Sunday, November 25, 2012

update: further things that can go wrong on a bus

This one is a real humdinger in the sense that I had actually written it down as an idea to blog about in a, "oh, it's so frustrating this happened to this other man I saw" sort of a way ... when before I was able to, it happened to me!  Forewarned is not necessarily, it seems, forearmed.

Here it is:  the bus may eat your ticket.

You know what happens when it does?  In my case, it worked out reasonably fortuitously with no lasting damage, but I see that in many ways that was a matter of pure ... predestination, shall we say.  Certainly not any thanks to Sydney transportation.

My ticket was eaten on a Wednesday night about 6:30 pm on a 230.  The driver took my name and number (felt a little funny right there ...) and said he couldn't open up the ticket machine so someone would give me a call when his shift was over.  (Fortuitous incident number one:  his shift was over only an hour or so later.  Fortuitous incident number two:  I was not on my way to work and didn't have to catch any more buses immediately.)

Thankfully, someone did give me a call shortly before 8 and said it was all right, they had my ticket, I could come and collect it now.  Evidently it had not occurred to them that I no longer had a bus pass to come collect the bus pass with.  I pointed this out, and was asked where I was.  I was, it transpired, at a trivia night at the Kirribilli Hotel, which meant I was not able to come and collect it when the doors closed at 9 pm somewhere in Neutral Bay.  And also that I had no means of getting to work in the morning if I waited for them to mail it to me.  (Furthermore, my mailbox key is broken, but that's another story.  Well, actually I guess it isn't much of one:  I went to open the mailbox one day and discovered my key was bent.  How odd is that?)

This threw the man greatly as he was anticipating I would either come (how, he had not thought through) or not care or something.  He said to wait a few minutes and he'd call back.  Risking trivia team disqualification for indoor use of cell phones, I magnanimously waited with my phone for another call.  He thankfully (fortuitous incident number three) found a passing 227 driver who was going to the same stop I'd got off at that could take the ticket to me if I could meet him at that stop between 8:10 and 8:15.

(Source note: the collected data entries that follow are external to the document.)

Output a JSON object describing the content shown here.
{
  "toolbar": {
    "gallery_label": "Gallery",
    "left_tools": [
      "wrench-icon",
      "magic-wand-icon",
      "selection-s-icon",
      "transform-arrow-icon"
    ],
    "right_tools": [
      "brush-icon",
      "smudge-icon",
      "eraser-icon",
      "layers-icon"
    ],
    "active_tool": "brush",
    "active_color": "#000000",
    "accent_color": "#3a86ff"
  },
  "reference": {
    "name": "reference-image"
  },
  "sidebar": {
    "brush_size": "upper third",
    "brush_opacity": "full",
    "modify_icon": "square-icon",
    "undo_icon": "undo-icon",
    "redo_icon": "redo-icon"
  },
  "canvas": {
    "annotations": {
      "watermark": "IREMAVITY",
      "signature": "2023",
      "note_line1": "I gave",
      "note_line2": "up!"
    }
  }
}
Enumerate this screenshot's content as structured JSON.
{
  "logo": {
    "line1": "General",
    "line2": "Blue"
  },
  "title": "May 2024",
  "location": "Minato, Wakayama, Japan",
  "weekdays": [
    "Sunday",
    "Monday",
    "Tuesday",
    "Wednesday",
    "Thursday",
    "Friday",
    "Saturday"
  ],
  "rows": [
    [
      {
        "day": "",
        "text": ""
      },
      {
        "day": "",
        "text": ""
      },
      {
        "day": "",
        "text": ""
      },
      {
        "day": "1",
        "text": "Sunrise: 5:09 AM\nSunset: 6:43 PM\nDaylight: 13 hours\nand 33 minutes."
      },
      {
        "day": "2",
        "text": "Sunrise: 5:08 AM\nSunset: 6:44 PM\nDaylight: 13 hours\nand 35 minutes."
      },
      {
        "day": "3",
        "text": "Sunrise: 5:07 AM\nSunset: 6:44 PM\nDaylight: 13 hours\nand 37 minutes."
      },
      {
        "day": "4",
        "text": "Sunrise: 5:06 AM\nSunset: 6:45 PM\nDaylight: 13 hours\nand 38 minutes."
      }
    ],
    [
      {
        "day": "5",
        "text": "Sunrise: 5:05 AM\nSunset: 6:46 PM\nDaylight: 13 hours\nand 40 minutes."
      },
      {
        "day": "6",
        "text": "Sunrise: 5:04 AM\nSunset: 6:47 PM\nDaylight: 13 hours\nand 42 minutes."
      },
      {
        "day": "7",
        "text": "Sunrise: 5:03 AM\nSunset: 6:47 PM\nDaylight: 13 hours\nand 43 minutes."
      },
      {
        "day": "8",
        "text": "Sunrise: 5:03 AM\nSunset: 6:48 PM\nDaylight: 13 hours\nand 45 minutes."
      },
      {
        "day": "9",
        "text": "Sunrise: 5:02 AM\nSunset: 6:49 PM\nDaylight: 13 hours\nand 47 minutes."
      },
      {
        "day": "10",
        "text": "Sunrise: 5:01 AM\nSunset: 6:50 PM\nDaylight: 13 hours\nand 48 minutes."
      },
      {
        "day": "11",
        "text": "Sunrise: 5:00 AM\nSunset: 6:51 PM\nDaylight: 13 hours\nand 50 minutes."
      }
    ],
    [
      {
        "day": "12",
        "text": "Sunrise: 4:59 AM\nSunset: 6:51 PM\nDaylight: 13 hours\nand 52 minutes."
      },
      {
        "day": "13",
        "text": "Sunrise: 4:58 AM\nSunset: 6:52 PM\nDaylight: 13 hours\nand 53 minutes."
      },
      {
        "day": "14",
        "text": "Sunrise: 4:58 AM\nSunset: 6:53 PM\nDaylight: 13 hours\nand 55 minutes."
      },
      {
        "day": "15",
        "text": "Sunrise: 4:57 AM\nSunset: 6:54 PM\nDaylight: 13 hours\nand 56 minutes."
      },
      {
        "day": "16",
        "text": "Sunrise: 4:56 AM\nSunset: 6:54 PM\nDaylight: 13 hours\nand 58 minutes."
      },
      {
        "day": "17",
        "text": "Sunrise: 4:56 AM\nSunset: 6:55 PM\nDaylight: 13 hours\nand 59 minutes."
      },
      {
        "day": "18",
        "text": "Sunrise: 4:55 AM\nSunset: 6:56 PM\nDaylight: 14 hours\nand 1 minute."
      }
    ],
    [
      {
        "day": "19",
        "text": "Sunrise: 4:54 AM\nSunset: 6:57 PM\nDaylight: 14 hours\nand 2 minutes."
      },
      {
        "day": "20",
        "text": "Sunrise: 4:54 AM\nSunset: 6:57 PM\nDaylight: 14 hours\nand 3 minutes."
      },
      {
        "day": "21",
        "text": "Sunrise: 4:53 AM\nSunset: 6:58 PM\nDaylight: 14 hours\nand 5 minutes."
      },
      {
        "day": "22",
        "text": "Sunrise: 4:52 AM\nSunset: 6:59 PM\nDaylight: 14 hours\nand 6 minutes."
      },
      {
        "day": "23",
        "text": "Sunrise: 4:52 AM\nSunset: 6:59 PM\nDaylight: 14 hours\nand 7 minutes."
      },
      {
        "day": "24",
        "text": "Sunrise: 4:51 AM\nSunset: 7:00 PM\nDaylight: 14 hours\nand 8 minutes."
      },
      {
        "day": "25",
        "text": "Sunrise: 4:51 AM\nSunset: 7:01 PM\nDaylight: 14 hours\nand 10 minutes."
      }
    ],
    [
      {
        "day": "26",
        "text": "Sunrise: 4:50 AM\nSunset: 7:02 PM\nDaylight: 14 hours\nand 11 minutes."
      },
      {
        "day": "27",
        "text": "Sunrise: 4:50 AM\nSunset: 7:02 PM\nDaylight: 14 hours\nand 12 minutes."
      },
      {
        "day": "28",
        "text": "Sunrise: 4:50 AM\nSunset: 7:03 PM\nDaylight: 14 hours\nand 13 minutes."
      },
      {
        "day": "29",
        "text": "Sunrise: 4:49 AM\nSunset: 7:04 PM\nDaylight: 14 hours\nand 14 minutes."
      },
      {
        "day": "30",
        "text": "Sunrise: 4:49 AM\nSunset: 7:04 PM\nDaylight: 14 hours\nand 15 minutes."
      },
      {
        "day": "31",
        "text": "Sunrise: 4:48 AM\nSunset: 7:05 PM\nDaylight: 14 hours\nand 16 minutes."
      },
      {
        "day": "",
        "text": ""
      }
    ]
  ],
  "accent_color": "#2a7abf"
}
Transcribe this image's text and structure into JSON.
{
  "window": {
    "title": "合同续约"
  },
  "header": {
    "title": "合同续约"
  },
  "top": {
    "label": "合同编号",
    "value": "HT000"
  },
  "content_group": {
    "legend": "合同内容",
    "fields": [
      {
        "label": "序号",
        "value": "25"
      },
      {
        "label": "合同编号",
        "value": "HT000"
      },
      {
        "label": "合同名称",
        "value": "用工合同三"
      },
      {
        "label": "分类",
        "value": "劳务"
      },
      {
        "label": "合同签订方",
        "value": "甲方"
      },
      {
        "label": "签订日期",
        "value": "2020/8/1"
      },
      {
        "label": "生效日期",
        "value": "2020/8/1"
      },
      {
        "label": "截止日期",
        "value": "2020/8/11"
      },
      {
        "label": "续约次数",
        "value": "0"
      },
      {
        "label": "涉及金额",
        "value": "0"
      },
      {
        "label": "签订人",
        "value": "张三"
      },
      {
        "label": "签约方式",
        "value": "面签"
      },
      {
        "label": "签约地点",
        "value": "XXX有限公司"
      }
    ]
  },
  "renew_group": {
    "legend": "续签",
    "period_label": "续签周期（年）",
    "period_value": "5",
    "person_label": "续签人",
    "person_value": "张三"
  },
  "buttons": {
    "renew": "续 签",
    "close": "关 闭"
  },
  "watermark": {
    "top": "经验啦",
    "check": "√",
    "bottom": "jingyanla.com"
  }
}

And thus I found myself meeting the 227 at 8:15 and it had, indeed, returned my ticket.  Which was all very lovely and fine and I'm glad it worked out -- but for goodness sake!  What if I had been on my way to work and still had to catch another bus?  What if his shift hadn't ended for six more hours?  What if I didn't have friends to drive me home in case the 227 driver hadn't been found?  What if, what if, what if?  They had absolutely no plan in place besides "come without your ticket to collect it or we'll mail it to you" -- which, frankly, as one who depends on public transportation to get to work every day can assure you, is not remotely sufficient.  Particularly as I suspect this ticket eating business has been happening repeatedly lately -- as I had seen it happen just prior to my own unfortunately fortuitous incident!

So, fellow riders, beware:  the bus may eat your ticket.

1 comment:

Laetitia :-) said...

I've don't think I ever had my ticket eaten (and now that we effectively have a pay-wave system, I won't) but I can understand the frustration. For a while a few months ago the readers on my bus were haywire and kept thinking that either I hadn't 'touched-on' or 'touched-off' appropriately so therefore charged me a base rate of $5 (or sometimes $10!) instead of $3.58.

On calling Translink they would dutifully log my call and advise that it could take up to 10 working days (2 or more weeks if public holidays are in there) to be credited back. So instead of being able to budget for adding no more than $20/wk to my card I'd have to budget for $25 (unless I had to get a bus home in the evening then had to add $5 for each of those trips).

With re-crediting taking up to two weeks (in which the readers could have eaten more $) you can imagine the frustration. How is one supposed to get home/to work when the reader has already sucked out fares for the next three days leaving no apparent credit?